This campus landscape master plan for a three-phase build-out over the next 15 years includes landscapes for three medical office buildings, a new hospital, multiple parking structures, a central administration building, and a comprehensive urban streetscape design. The focus of the design was developing elements that reinforce and express a perception of a healthful and thriving campus landscape that can be experienced both in the urban streetscape and from within the architecture.

The landscape establishes a visual continuity of soft- and hard-scape elements to create a unified campus system in which its separate buildings and spaces are unified into a cohesive whole. The design establishes a vocabulary of landscape elements that will set a precedent for quality throughout the Kaiser Permanente Campus. It builds upon the relationship to Mosswood Park, just south of the Medical Office Building, to extend the perception of this borrowed amenity into and across the new facility. This, in turn, creates a connection with Oakland’s Glen Echo Creek parklands to the east.

 

SITE: Oakland, California

SCOPE: Landscape Master Plan encompassing streetscape, courtyard, and open space design

DATE: MP Complete 2006

The landscape master plan proposes a multi-centered campus. Some of these centers are courtyards or plazas that connect Kaiser’s buildings and form important entry spaces from the street. Some are activated streets that connect larger areas of the urban campus. Still more are paths that connect pedestrian places and precincts within the campus and to adjacent neighborhoods.
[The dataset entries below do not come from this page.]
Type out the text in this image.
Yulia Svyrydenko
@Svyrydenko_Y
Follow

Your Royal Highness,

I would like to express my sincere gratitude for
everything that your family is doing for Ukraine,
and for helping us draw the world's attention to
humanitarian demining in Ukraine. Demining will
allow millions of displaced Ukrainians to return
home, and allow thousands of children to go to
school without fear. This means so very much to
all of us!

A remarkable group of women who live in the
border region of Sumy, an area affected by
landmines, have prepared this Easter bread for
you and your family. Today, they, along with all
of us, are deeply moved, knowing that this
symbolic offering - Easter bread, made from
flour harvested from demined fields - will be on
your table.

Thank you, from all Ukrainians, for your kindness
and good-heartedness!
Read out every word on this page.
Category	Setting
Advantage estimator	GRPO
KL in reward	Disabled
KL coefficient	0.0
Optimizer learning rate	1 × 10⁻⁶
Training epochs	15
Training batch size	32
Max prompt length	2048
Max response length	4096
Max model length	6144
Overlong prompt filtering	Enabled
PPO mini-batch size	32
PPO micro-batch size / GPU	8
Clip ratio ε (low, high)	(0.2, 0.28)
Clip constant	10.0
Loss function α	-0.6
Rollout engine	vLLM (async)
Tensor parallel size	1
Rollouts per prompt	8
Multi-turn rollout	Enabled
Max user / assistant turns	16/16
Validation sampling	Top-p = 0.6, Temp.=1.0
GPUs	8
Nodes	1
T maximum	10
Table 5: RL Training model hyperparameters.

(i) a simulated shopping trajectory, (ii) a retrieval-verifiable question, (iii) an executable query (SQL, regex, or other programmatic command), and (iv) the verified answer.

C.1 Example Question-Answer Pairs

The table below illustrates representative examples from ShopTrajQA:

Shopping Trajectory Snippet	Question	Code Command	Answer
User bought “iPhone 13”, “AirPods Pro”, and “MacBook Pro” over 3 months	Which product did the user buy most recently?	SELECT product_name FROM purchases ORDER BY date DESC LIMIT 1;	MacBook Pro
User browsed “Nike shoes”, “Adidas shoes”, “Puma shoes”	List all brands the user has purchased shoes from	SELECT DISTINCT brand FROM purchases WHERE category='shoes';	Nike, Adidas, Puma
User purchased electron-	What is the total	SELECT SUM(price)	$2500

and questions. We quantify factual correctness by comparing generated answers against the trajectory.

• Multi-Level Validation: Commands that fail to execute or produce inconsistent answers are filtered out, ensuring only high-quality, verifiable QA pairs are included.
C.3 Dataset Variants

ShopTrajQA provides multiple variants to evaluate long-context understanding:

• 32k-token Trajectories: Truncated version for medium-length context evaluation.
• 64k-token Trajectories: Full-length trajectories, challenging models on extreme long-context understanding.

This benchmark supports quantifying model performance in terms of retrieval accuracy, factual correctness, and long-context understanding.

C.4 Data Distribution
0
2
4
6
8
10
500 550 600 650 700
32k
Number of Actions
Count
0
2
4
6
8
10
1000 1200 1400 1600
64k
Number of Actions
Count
The program of the public centers varies, as do the character and qualities of these distinct places. The definition of these places relies on the careful shaping of the landscape. A landscape that responds to Kaiser’s particular needs is one that fulfills the needs of the campus community as a whole, contributing as an integral part of the larger Oakland population. These needs include circulation, places for rest, connection to amenities, and creation of places within the campus that provide distinct character, contrast, exposure to nature, change, pleasure, comfort, and a sense of time and growth.